I do not blame anyone, nor do I believe in carrying guilt. Instead, I advocate for taking responsibility for healing once we understand what is happening. This journey is deeply personal, yet we do not have to undertake it alone, even if it sometimes feels that way.
At various points in my life, I’ve asked: How do I stop tuning out to protect myself from stress? I’ve come to understand that I was numbing myself. I now know that I do not suffer from a genetic disease. While my mother was diagnosed with nervous breakdowns and hospitalized multiple times, today, her suffering would likely be understood and treated differently. My brain developed coping mechanisms that, while initially protective, later indicated the need for change. Regular therapy has been instrumental in my healing. I take better care of my body, practicing mindfulness, yoga, and strength training to stay attuned to my needs.
One lingering question remains: Is there a genetic component to my experience of coping with life’s challenges? My anxiety? My tendency to tune out under stress? What I do know is that society is more stressed than ever, in part due to the erosion of extended family support systems.

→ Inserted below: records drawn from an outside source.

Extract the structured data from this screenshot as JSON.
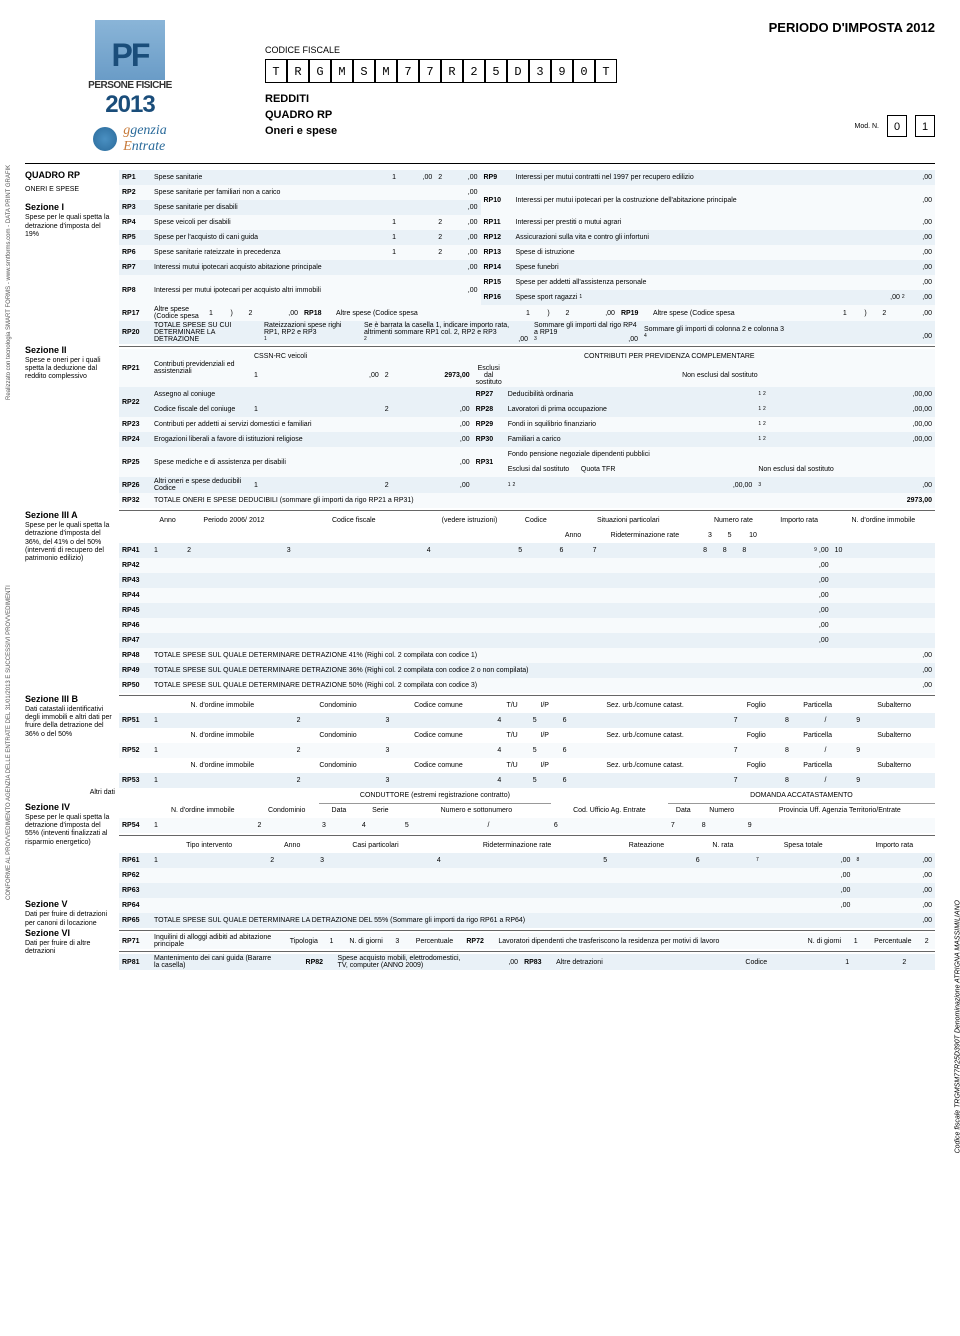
{
  "header": {
    "periodo": "PERIODO D'IMPOSTA 2012",
    "persone": "PERSONE FISICHE",
    "year": "2013",
    "agenzia1": "genzia",
    "agenzia2": "ntrate",
    "cf_label": "CODICE FISCALE",
    "cf": [
      "T",
      "R",
      "G",
      "M",
      "S",
      "M",
      "7",
      "7",
      "R",
      "2",
      "5",
      "D",
      "3",
      "9",
      "0",
      "T"
    ],
    "redditi": "REDDITI",
    "quadro": "QUADRO RP",
    "oneri": "Oneri e spese",
    "modn_label": "Mod. N.",
    "modn": [
      "0",
      "1"
    ]
  },
  "left": {
    "quadro_rp": "QUADRO RP",
    "oneri_spese": "ONERI E SPESE",
    "sez1": "Sezione I",
    "sez1_sub": "Spese per le quali spetta la detrazione d'imposta del 19%",
    "sez2": "Sezione II",
    "sez2_sub": "Spese e oneri per i quali spetta la deduzione dal reddito complessivo",
    "sez3a": "Sezione III A",
    "sez3a_sub": "Spese per le quali spetta la detrazione d'imposta del 36%, del 41% o del 50% (interventi di recupero del patrimonio edilizio)",
    "sez3b": "Sezione III B",
    "sez3b_sub": "Dati catastali identificativi degli immobili e altri dati per fruire della detrazione del 36% o del 50%",
    "altri_dati": "Altri dati",
    "sez4": "Sezione IV",
    "sez4_sub": "Spese per le quali spetta la detrazione d'imposta del 55% (inteventi finalizzati al risparmio energetico)",
    "sez5": "Sezione V",
    "sez5_sub": "Dati per fruire di detrazioni per canoni di locazione",
    "sez6": "Sezione VI",
    "sez6_sub": "Dati per fruire di altre detrazioni"
  },
  "rows": {
    "RP1": {
      "d": "Spese sanitarie"
    },
    "RP2": {
      "d": "Spese sanitarie per familiari non a carico"
    },
    "RP3": {
      "d": "Spese sanitarie per disabili"
    },
    "RP4": {
      "d": "Spese veicoli per disabili"
    },
    "RP5": {
      "d": "Spese per l'acquisto di cani guida"
    },
    "RP6": {
      "d": "Spese sanitarie rateizzate in precedenza"
    },
    "RP7": {
      "d": "Interessi mutui ipotecari acquisto abitazione principale"
    },
    "RP8": {
      "d": "Interessi per mutui ipotecari per acquisto altri immobili"
    },
    "RP9": {
      "d": "Interessi per mutui contratti nel 1997 per recupero edilizio"
    },
    "RP10": {
      "d": "Interessi per mutui ipotecari per la costruzione dell'abitazione principale"
    },
    "RP11": {
      "d": "Interessi per prestiti o mutui agrari"
    },
    "RP12": {
      "d": "Assicurazioni sulla vita e contro gli infortuni"
    },
    "RP13": {
      "d": "Spese di istruzione"
    },
    "RP14": {
      "d": "Spese funebri"
    },
    "RP15": {
      "d": "Spese per addetti all'assistenza personale"
    },
    "RP16": {
      "d": "Spese sport ragazzi"
    },
    "RP17": {
      "d": "Altre spese (Codice spesa"
    },
    "RP18": {
      "d": "Altre spese (Codice spesa"
    },
    "RP19": {
      "d": "Altre spese (Codice spesa"
    },
    "RP20": {
      "d": "TOTALE SPESE SU CUI DETERMINARE LA DETRAZIONE"
    },
    "RP20_c1": "Rateizzazioni spese righi RP1, RP2 e RP3",
    "RP20_c2": "Se è barrata la casella 1, indicare importo rata, altrimenti sommare RP1 col. 2, RP2 e RP3",
    "RP20_c3": "Sommare gli importi dal rigo RP4 a RP19",
    "RP20_c4": "Sommare gli importi di colonna 2 e colonna 3",
    "RP21": {
      "d": "Contributi previdenziali ed assistenziali",
      "v": "2973"
    },
    "RP21_cssn": "CSSN-RC veicoli",
    "RP21_contrib": "CONTRIBUTI PER PREVIDENZA COMPLEMENTARE",
    "RP21_escl": "Esclusi dal sostituto",
    "RP21_nonescl": "Non esclusi dal sostituto",
    "RP22": {
      "d": "Assegno al coniuge",
      "d2": "Codice fiscale del coniuge"
    },
    "RP23": {
      "d": "Contributi per addetti ai servizi domestici e familiari"
    },
    "RP24": {
      "d": "Erogazioni liberali a favore di istituzioni religiose"
    },
    "RP25": {
      "d": "Spese mediche e di assistenza per disabili"
    },
    "RP26": {
      "d": "Altri oneri e spese deducibili",
      "d2": "Codice"
    },
    "RP27": {
      "d": "Deducibilità ordinaria"
    },
    "RP28": {
      "d": "Lavoratori di prima occupazione"
    },
    "RP29": {
      "d": "Fondi in squilibrio finanziario"
    },
    "RP30": {
      "d": "Familiari a carico"
    },
    "RP31": {
      "d": "Fondo pensione negoziale dipendenti pubblici",
      "d2": "Esclusi dal sostituto",
      "d3": "Quota TFR",
      "d4": "Non esclusi dal sostituto"
    },
    "RP32": {
      "d": "TOTALE ONERI E SPESE DEDUCIBILI (sommare gli importi da rigo RP21 a RP31)",
      "v": "2973"
    },
    "sez3a_headers": [
      "Anno",
      "Periodo 2006/ 2012",
      "Codice fiscale",
      "(vedere istruzioni)",
      "Codice",
      "Situazioni particolari",
      "Anno",
      "Rideterminazione rate",
      "Numero rate",
      "3",
      "5",
      "10",
      "Importo rata",
      "N. d'ordine immobile"
    ],
    "RP41": {},
    "RP42": {},
    "RP43": {},
    "RP44": {},
    "RP45": {},
    "RP46": {},
    "RP47": {},
    "RP48": {
      "d": "TOTALE SPESE SUL QUALE DETERMINARE DETRAZIONE 41% (Righi col. 2 compilata con codice 1)"
    },
    "RP49": {
      "d": "TOTALE SPESE SUL QUALE DETERMINARE DETRAZIONE 36% (Righi col. 2 compilata con codice 2 o non compilata)"
    },
    "RP50": {
      "d": "TOTALE SPESE SUL QUALE DETERMINARE DETRAZIONE 50% (Righi col. 2 compilata con codice 3)"
    },
    "sez3b_headers": [
      "N. d'ordine immobile",
      "Condominio",
      "Codice comune",
      "T/U",
      "I/P",
      "Sez. urb./comune catast.",
      "Foglio",
      "Particella",
      "/",
      "Subalterno"
    ],
    "RP51": {},
    "RP52": {},
    "RP53": {},
    "RP54_headers": [
      "N. d'ordine immobile",
      "Condominio",
      "CONDUTTORE (estremi registrazione contratto)",
      "Data",
      "Serie",
      "Numero e sottonumero",
      "/",
      "Cod. Ufficio Ag. Entrate",
      "DOMANDA ACCATASTAMENTO",
      "Data",
      "Numero",
      "Provincia Uff. Agenzia Territorio/Entrate"
    ],
    "RP54": {},
    "sez4_headers": [
      "Tipo intervento",
      "Anno",
      "Casi particolari",
      "Rideterminazione rate",
      "Rateazione",
      "N. rata",
      "Spesa totale",
      "Importo rata"
    ],
    "RP61": {},
    "RP62": {},
    "RP63": {},
    "RP64": {},
    "RP65": {
      "d": "TOTALE SPESE SUL QUALE DETERMINARE LA DETRAZIONE DEL 55% (Sommare gli importi da rigo RP61 a RP64)"
    },
    "RP71": {
      "d": "Inquilini di alloggi adibiti ad abitazione principale",
      "h": [
        "Tipologia",
        "N. di giorni",
        "Percentuale"
      ]
    },
    "RP72": {
      "d": "Lavoratori dipendenti che trasferiscono la residenza per motivi di lavoro",
      "h": [
        "N. di giorni",
        "Percentuale"
      ]
    },
    "RP81": {
      "d": "Mantenimento dei cani guida (Bararre la casella)"
    },
    "RP82": {
      "d": "Spese acquisto mobili, elettrodomestici, TV, computer (ANNO 2009)"
    },
    "RP83": {
      "d": "Altre detrazioni",
      "d2": "Codice"
    }
  },
  "side_left": "Realizzato con tecnologia SMART FORMS - www.smtforms.com - DATA PRINT GRAFIK",
  "side_left2": "CONFORME AL PROVVEDIMENTO AGENZIA DELLE ENTRATE DEL 31/01/2013 E SUCCESSIVI PROVVEDIMENTI",
  "side_right": "Codice fiscale TRGMSM77R25D390T Denominazione ATRIGNA MASSIMILIANO",
  "suffix": ",00"
}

This was my mother’s reality as well. What may be genetic is sensitivity. The more a sensitive child suffers, the more they disconnect. They experience a heightened reaction to external stimuli. Looking back, I see what happened, accept it, and carry my doubts and awareness without the need for justification.

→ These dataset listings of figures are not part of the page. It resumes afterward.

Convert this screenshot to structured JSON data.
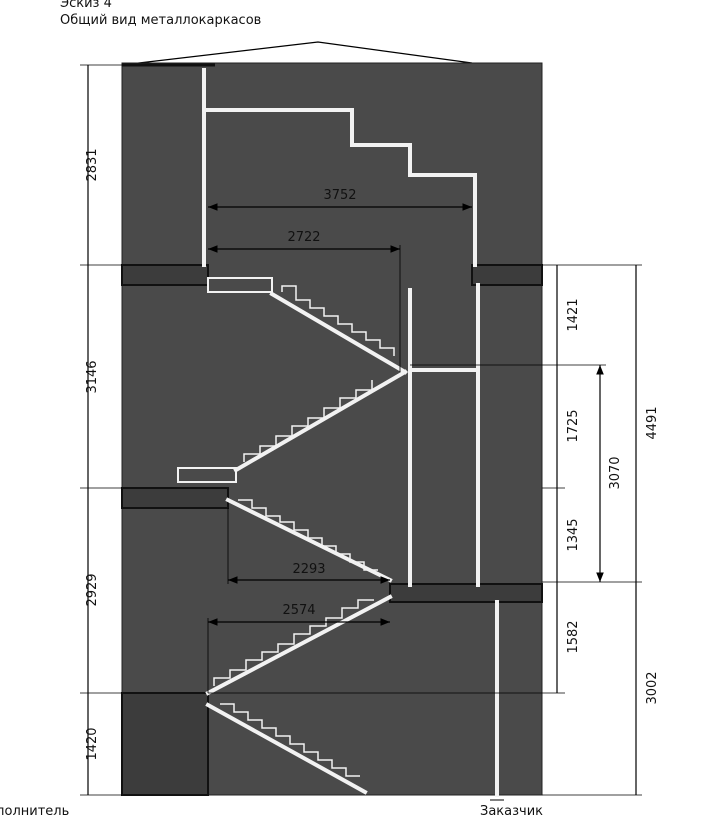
{
  "header": {
    "title": "Эскиз 4",
    "subtitle": "Общий вид  металлокаркасов"
  },
  "dimensions": {
    "left": [
      2831,
      3146,
      2929,
      1420
    ],
    "inner": [
      3752,
      2722,
      2293,
      2574
    ],
    "right_chain": [
      1421,
      1725,
      1345,
      1582
    ],
    "right_mid": [
      3070
    ],
    "right_outer": [
      4491,
      3002
    ]
  },
  "footer": {
    "left": "полнитель",
    "right": "Заказчик"
  }
}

The Healing Path: Art, Embodiment, Therapy, and Play
What I have learned—both personally and in my therapy practice—is that we are hardwired for emotions such as anger, grief, and fear. But we are also wired for joy and play. In the final stages of life, people often express regrets about not having played more. That is why, in my Gestalt art therapy practice and daily life, I create space for art, for playing with colour, for movement, and for celebration. Healing isn’t linear, but it is possible—and it begins with awareness, creativity, and the courage to reconnect.
References
Elbrecht, C. (2019). Healing trauma with guided drawing: A sensorimotor art therapy approach to bilateral body mapping. North Atlantic Books.
Levine, P. A., & Frederick, A. (1997). Waking the tiger: Healing trauma. North Atlantic Books.
Maté, G., & Maté, D. (2022). The myth of normal: Trauma, illness, and healing in a toxic culture. Avery.
Rothschild, B. (2000). The body remembers: The psychophysiology of trauma and trauma treatment. W. W. Norton & Company.